Yazıma aklımı kurcalayıp duran bir soruyla başlamak istiyorum. Cevabını bilen varsa beri gelsin. Çünkü ben bugüne dek mantıklı bir cevap bulabilmiş değilim. Nedir efendim bu zor soru? Hemen arz edeyim…
Şöyle ki, ‘kötüleri baş tacı edip iyileri ötelemek’ sadece beklentilerle değer yargıları değişen günümüzün yozlaşma modası mıdır, yoksa her devirde görülen bir tercih sapkınlığı mı?
Ağızlarıyla kuş tutsalar dahi ötelenenleri gördükçe bu sorunun cevabına yönelik merakım da misli misli artıyor.
Kötülerin veya vasatların gani gani taltif edilmelerine karşın iyilerin köşeye atılmalarına dair öyle örnekler çıkıyor ki karşımıza, insan ister istemez bir öfke patlaması yaşıyor.

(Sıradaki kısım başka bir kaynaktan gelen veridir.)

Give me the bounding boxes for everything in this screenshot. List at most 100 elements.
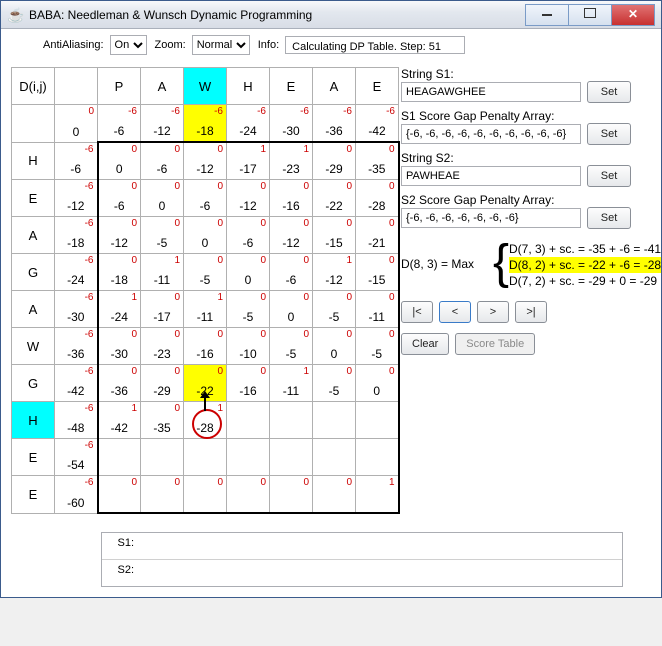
- dp-cell[interactable]: 1-11: [184, 291, 227, 328]
- dp-cell[interactable]: -6-30: [55, 291, 98, 328]
- dp-cell[interactable]: [141, 439, 184, 476]
- dp-cell[interactable]: -6-42: [55, 365, 98, 402]
- dp-cell[interactable]: 1-42: [98, 402, 141, 439]
- dp-cell[interactable]: 0-5: [227, 291, 270, 328]
- dp-cell[interactable]: -6-24: [55, 254, 98, 291]
- clear-button[interactable]: Clear: [401, 333, 449, 355]
- maximize-button[interactable]: [568, 4, 612, 26]
- dp-cell[interactable]: 1-24: [98, 291, 141, 328]
- dp-cell[interactable]: 0-6: [141, 142, 184, 180]
- dp-cell[interactable]: 00: [356, 365, 399, 402]
- dp-cell[interactable]: 00: [55, 105, 98, 143]
- dp-cell[interactable]: 00: [313, 328, 356, 365]
- dp-cell[interactable]: 0: [184, 476, 227, 514]
- dp-cell[interactable]: 0-18: [98, 254, 141, 291]
- dp-cell[interactable]: -6-12: [141, 105, 184, 143]
- dp-cell[interactable]: 0-30: [98, 328, 141, 365]
- zoom-select[interactable]: Normal: [192, 35, 250, 55]
- dp-cell[interactable]: 0-5: [141, 217, 184, 254]
- dp-cell[interactable]: 0: [227, 476, 270, 514]
- nav-last-button[interactable]: >|: [515, 301, 547, 323]
- minimize-button[interactable]: [525, 4, 569, 26]
- dp-cell[interactable]: 0-11: [356, 291, 399, 328]
- dp-cell[interactable]: [270, 439, 313, 476]
- dp-cell[interactable]: 0-15: [356, 254, 399, 291]
- dp-cell[interactable]: 0-22: [313, 180, 356, 217]
- nav-first-button[interactable]: |<: [401, 301, 433, 323]
- s1gap-set-button[interactable]: Set: [587, 123, 631, 145]
- dp-cell[interactable]: 0-21: [356, 217, 399, 254]
- dp-cell[interactable]: [313, 402, 356, 439]
- s1-set-button[interactable]: Set: [587, 81, 631, 103]
- dp-cell[interactable]: 0: [313, 476, 356, 514]
- dp-cell[interactable]: 0-16: [227, 365, 270, 402]
- nav-next-button[interactable]: >: [477, 301, 509, 323]
- dp-cell[interactable]: 0-12: [227, 180, 270, 217]
- dp-cell[interactable]: 0-12: [184, 142, 227, 180]
- dp-cell[interactable]: [227, 402, 270, 439]
- s2gap-input[interactable]: [401, 208, 581, 228]
- dp-cell[interactable]: 00: [141, 180, 184, 217]
- dp-cell[interactable]: 0-16: [184, 328, 227, 365]
- dp-cell[interactable]: 0-5: [356, 328, 399, 365]
- antialias-select[interactable]: On: [110, 35, 147, 55]
- dp-cell[interactable]: -6-6: [55, 142, 98, 180]
- dp-cell[interactable]: 0: [98, 476, 141, 514]
- dp-cell[interactable]: 0: [141, 476, 184, 514]
- dp-cell[interactable]: 0-28: [356, 180, 399, 217]
- dp-cell[interactable]: -6-42: [356, 105, 399, 143]
- dp-cell[interactable]: -6-54: [55, 439, 98, 476]
- dp-cell[interactable]: 0-6: [184, 180, 227, 217]
- dp-cell[interactable]: 1: [356, 476, 399, 514]
- dp-cell[interactable]: 0-6: [227, 217, 270, 254]
- dp-cell[interactable]: 0-6: [270, 254, 313, 291]
- nav-prev-button[interactable]: <: [439, 301, 471, 323]
- dp-cell[interactable]: -6-48: [55, 402, 98, 439]
- dp-cell[interactable]: [356, 402, 399, 439]
- dp-cell[interactable]: -6-60: [55, 476, 98, 514]
- dp-cell[interactable]: -6-24: [227, 105, 270, 143]
- dp-cell[interactable]: 1-12: [313, 254, 356, 291]
- dp-cell[interactable]: 1-17: [227, 142, 270, 180]
- dp-cell[interactable]: 0-36: [98, 365, 141, 402]
- dp-cell[interactable]: 1-23: [270, 142, 313, 180]
- dp-cell[interactable]: 1-11: [270, 365, 313, 402]
- dp-cell[interactable]: 1-11: [141, 254, 184, 291]
- s2-input[interactable]: [401, 166, 581, 186]
- dp-cell[interactable]: 0-29: [141, 365, 184, 402]
- s1gap-input[interactable]: [401, 124, 581, 144]
- dp-cell[interactable]: 0-5: [184, 254, 227, 291]
- dp-cell[interactable]: 0: [270, 476, 313, 514]
- dp-cell[interactable]: 0-5: [313, 365, 356, 402]
- dp-cell[interactable]: -6-12: [55, 180, 98, 217]
- dp-cell[interactable]: 0-12: [98, 217, 141, 254]
- dp-cell[interactable]: 0-6: [98, 180, 141, 217]
- dp-cell[interactable]: 00: [270, 291, 313, 328]
- dp-cell[interactable]: 0-35: [356, 142, 399, 180]
- dp-cell[interactable]: -6-30: [270, 105, 313, 143]
- dp-cell[interactable]: 0-29: [313, 142, 356, 180]
- close-button[interactable]: [611, 4, 655, 26]
- s1-input[interactable]: [401, 82, 581, 102]
- dp-cell[interactable]: [270, 402, 313, 439]
- dp-cell[interactable]: 0-5: [270, 328, 313, 365]
- dp-cell[interactable]: [184, 439, 227, 476]
- dp-cell[interactable]: 0-17: [141, 291, 184, 328]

Dizilerini lastik top gibi oradan oraya fırlatıp istediğinde de bir çırpıda devre dışı bırakmayı adet haline getiren kanallarımız, izleyicinin gösterdiği tepkiyi de hiç umursamadığından bu keyfilik televizyon kültürümüzde iyiden iyiye yer etmeye başlıyor.
En kestirmesinden bu sezon birkaç bölüm ekranda kalıp apar topar yollanan dizilerin bolluğuna bakacak olursak, bu değişimin yanı sıra karşımıza çıkan durumun yarattığı bir başka boyut da gözümüze çarpmakta… Bu boyutta, örnekleyebileceğimiz pek çok yapım mevcut. İşte size birkaç çarpıcı dizi halleri…
KISA ÖMÜRLÜ DİZİLERE BAKIŞ…
Şafak Sezer’in yerli mafya babası Soprano olmaya heveslendiği ‘Altındağlı’, Show TV ekranındaki 2 bölümlük ömrüyle bu alanda rekor kıranlardan.
Kanal D’nin büyük umutlar taşıyan ve farklı işlenişiyle gerçekten de göz dolduran komedisi ‘Ne Diyosuun’, reyting bahanesiyle 3 bölümün ardından yollananlardan.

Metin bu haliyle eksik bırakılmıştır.